Questions sur l’actualité du 20 juin 2012
La grande réunion de réflexion et d’échanges de projets qui s’est tenue à Libreville en début du mois (8 au 10 juin 2012) dans le cadre du New-York Forum Africa s’est terminée avec quelques contrats et beaucoup de promesses. Mais rien n’a filtré en détails sur la réalité de tout ceci. Il s’agit plus de lettres d’intention et moins de contrats fermes entre les 1000 participants venus de 50 pays du monde. 60 % d’entre eux viennent en Afrique pour la première fois dont l’américain Carl Lewis, l’ex-détenteur du record mondial du 100 m.
Les secteurs privilégiés sont les mines, la finance, les infrastructures, l’énergie, l’eau mais aussi le secteur du logement. Compte tenu des difficultés avec le secteur de la santé et l’éducation, chacun aurait bien aimé entendre que certains investisseurs s’intéressaient à ce secteur. Mais rien !
La satisfaction du Président Ali Bongo Ondimba n’est pas la même que celle des populations gabonaises sur les retombées réelles de cette grande messe des « en-haut-d’en-haut ». Il y a comme une nouvelle religion qui fait office de vision et de programme politique appelé le « Gabon émergent en 2025 ». En réalité, le marché gabonais est assez étroit. De nombreux investisseurs sont venus avec des projets pour un marché régional. On a parlé d’une lettre d’intention pour une cimenterie en Afrique centrale, sans d’ailleurs s’interroger sur la capacité des cimenteries existantes à résister à une nouvelle concurrence ou alors à un simple commerce mondial fondé sur les prix extrêmement bas sur le marché international.

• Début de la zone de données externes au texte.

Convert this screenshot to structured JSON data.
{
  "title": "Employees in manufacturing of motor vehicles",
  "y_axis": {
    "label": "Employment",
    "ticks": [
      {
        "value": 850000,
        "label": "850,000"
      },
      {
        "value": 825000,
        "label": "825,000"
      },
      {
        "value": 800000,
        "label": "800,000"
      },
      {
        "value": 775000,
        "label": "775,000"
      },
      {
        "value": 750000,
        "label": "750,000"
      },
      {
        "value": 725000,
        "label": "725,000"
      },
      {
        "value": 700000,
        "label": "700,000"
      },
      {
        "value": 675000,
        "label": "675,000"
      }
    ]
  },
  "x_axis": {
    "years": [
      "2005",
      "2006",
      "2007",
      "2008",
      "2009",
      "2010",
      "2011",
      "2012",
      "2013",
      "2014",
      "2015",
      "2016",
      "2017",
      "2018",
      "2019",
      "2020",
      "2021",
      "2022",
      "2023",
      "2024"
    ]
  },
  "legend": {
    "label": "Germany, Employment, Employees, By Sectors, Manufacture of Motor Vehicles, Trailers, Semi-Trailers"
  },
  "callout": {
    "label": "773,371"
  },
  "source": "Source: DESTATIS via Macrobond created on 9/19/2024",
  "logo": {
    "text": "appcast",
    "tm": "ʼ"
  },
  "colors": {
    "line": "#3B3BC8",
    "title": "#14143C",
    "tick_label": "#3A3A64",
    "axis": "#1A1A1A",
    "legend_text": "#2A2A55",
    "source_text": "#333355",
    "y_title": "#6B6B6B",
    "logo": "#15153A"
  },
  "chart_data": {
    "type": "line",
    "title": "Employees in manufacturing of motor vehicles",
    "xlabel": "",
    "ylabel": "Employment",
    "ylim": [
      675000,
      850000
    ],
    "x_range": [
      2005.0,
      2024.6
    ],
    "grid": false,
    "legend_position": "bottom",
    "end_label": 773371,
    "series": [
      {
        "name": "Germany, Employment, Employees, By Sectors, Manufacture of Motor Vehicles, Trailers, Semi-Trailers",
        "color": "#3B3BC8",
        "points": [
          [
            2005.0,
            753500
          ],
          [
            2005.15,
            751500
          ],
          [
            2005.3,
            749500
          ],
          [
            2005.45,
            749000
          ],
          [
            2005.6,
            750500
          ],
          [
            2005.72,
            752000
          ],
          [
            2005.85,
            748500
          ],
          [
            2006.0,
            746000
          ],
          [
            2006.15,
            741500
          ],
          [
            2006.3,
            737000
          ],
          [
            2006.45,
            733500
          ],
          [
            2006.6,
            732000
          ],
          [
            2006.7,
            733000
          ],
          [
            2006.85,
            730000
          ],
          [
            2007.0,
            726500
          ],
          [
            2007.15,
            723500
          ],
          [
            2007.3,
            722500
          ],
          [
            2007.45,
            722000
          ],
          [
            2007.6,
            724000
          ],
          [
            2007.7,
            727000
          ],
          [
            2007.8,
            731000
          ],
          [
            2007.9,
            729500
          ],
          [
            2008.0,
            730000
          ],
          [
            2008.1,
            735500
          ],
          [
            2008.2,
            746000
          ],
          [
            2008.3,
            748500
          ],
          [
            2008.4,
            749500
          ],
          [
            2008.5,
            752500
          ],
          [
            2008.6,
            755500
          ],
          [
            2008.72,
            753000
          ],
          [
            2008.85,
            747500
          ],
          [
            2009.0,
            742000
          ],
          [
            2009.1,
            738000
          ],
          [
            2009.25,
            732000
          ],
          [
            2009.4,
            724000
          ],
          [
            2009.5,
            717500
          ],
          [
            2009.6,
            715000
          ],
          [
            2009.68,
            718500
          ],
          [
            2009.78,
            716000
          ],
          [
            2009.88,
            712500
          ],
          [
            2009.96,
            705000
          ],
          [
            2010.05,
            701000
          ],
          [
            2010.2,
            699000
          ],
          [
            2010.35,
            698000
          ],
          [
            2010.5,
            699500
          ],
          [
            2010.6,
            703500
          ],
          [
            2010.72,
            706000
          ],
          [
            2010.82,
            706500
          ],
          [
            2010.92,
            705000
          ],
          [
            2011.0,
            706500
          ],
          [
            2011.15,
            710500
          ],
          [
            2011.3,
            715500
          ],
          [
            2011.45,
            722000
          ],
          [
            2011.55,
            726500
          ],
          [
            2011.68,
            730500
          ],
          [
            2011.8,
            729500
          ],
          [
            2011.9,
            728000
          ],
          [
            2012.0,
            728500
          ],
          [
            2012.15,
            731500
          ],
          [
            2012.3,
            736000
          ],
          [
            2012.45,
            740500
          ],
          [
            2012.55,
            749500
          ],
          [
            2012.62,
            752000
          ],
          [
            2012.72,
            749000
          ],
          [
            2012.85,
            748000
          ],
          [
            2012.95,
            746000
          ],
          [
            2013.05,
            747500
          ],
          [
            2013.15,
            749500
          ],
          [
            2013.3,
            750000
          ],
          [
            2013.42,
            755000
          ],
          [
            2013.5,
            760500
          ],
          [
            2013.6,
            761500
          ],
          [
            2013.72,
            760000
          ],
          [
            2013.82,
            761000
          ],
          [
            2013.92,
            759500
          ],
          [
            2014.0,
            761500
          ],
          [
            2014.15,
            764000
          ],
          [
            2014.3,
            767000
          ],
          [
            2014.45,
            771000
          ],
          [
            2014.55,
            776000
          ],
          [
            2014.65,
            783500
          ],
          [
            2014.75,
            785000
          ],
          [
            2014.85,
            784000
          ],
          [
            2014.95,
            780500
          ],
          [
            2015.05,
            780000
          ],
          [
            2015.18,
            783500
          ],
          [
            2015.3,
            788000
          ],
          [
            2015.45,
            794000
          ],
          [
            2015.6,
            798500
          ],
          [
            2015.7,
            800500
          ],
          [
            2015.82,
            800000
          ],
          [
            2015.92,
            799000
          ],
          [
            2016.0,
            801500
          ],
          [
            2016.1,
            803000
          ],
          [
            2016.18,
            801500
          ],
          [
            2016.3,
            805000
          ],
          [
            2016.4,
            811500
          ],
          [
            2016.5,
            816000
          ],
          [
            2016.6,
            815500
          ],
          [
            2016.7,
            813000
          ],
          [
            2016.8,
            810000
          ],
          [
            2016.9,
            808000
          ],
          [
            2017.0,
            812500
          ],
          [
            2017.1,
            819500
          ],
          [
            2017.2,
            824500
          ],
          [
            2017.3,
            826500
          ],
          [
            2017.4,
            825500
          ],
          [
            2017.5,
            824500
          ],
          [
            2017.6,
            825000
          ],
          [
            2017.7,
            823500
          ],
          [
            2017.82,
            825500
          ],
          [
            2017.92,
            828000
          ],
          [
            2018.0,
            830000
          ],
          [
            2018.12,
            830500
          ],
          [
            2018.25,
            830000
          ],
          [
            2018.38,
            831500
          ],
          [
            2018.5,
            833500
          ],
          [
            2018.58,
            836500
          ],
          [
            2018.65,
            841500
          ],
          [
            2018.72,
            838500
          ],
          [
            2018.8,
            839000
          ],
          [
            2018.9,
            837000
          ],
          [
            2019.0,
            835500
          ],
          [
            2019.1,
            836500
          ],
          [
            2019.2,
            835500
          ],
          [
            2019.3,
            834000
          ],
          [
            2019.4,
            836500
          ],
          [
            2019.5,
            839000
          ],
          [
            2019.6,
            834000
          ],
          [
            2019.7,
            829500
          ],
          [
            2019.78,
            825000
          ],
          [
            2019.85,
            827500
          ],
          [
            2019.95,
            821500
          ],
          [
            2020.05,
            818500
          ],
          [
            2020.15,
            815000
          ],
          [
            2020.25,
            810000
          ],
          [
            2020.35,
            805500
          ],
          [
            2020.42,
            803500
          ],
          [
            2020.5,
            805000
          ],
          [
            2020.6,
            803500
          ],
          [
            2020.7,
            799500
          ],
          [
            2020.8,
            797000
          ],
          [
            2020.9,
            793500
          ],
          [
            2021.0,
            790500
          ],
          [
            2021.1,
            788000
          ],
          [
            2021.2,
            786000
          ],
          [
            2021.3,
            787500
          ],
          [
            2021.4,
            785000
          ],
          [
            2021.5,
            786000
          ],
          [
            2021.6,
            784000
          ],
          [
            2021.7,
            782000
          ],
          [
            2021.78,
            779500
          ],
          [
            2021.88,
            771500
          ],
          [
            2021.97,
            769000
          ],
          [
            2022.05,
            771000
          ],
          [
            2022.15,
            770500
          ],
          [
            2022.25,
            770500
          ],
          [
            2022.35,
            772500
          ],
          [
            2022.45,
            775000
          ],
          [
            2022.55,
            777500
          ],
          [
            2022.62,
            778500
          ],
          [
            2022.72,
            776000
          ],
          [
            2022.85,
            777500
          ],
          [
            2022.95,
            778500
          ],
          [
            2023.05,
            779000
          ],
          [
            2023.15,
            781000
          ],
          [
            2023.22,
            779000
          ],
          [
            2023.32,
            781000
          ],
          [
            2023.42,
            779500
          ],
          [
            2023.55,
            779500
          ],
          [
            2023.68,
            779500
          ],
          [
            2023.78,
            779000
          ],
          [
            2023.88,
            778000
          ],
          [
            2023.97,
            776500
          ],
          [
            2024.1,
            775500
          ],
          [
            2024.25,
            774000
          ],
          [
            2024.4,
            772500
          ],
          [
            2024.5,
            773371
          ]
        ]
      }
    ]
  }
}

Parmi les accords annoncés, le groupe marocain Adora se propose de construire une cimenterie de 500 000 tonnes de production annuelle avec environ 40 millions de $US (soit 20 milliards de FCFA) dans un pays d’Afrique centrale. Ne serait-ce pas le Cameroun, notamment Douala, où Anaïs Sefrioui, le patron d’une société marocaine, (CIMAF d’Afrique) a aussi annoncé cette construction, deux semaines avant sa venue à Libreville.
La délégation chinoise était bien représentée avec plus de 70 participants, tous au niveau décisionnel. La Chine n’a jamais caché sa volonté d’ouvrir des partenariats stratégiques avec l’Afrique. S’il faut que ces partenariats deviennent tripartites, c’est-à-dire à trois avec un partenaire tierce, pourquoi pas ?
Le Président du Gabon, Ali Bongo Ondimba a souhaité renouveler cette opération l’année prochaine. Il faudra instaurer une obligation de « bilan coûts-avantages » des lettres d’intention pour véritablement s’assurer de la rentabilité de ce genre de grand forum. Car le coût reste relativement important surtout qu’aucun des participants-investisseurs n’a véritablement parlé de comment soutenir le Gabon ou le continent à améliorer le pouvoir d’achat de sa classe moyenne et pauvre. Pourtant, ce sont ces catégories de la population africaine qui devraient absorber l’essentiel des produits manufacturiers qui pourraient sortir à terme des partenariats industriels. Le problème est que chacun regarde d’abord le potentiel énorme des ressources naturelles et minières.
C’est un peu cela que « les indignés du Gabon » ont voulu rappeler en organisant en marge et au démarrage de cet évènement New York Forum Africa une contre-manifestation qui a été rapidement, et de manière musclée, stoppée par les autorités de police. Une quarantaine de personnes ont été interpellées au motif que le contre-forum n’avait pas reçu d’autorisation des autorités gabonaises et donc était illégal. Pourtant, il suffisait d’inviter les deux leaders de la société civile gabonaise, proche de l’opposition, Marc Ona et Gregory Ngbwa Mintsa, à s’exprimer lors de ce forum pour témoigner d’un esprit d’ouverture qui fait encore défaut. Alors faut-il croire que ces investisseurs étrangers tiendront parole ? Est-ce que le Gouvernement gabonais mettra en place un environnement des affaires prévisibles et transparent permettant d’inspirer la confiance à moyen et long-terme ? Pourquoi alors sanctionner la parole de la société civile qui rappelle que de nombreux investisseurs n’ont signé aucune charte sur la transparence de leurs comptes, ni sur la protection de l’environnement, encore moins sur la responsabilité sociale de l’entreprise.
S’il est vrai que les dirigeants africains ne veulent plus être des spectateurs mais des acteurs de leur conception du développement de l’Afrique, il faut néanmoins s’interroger sur les chances de pérennisation d’un développement qui reproduirait les gaspillages, les pollutions, la course des salaires vers le bas et autres travers qu’impose de plus en plus une mondialisation non régulée. YEA.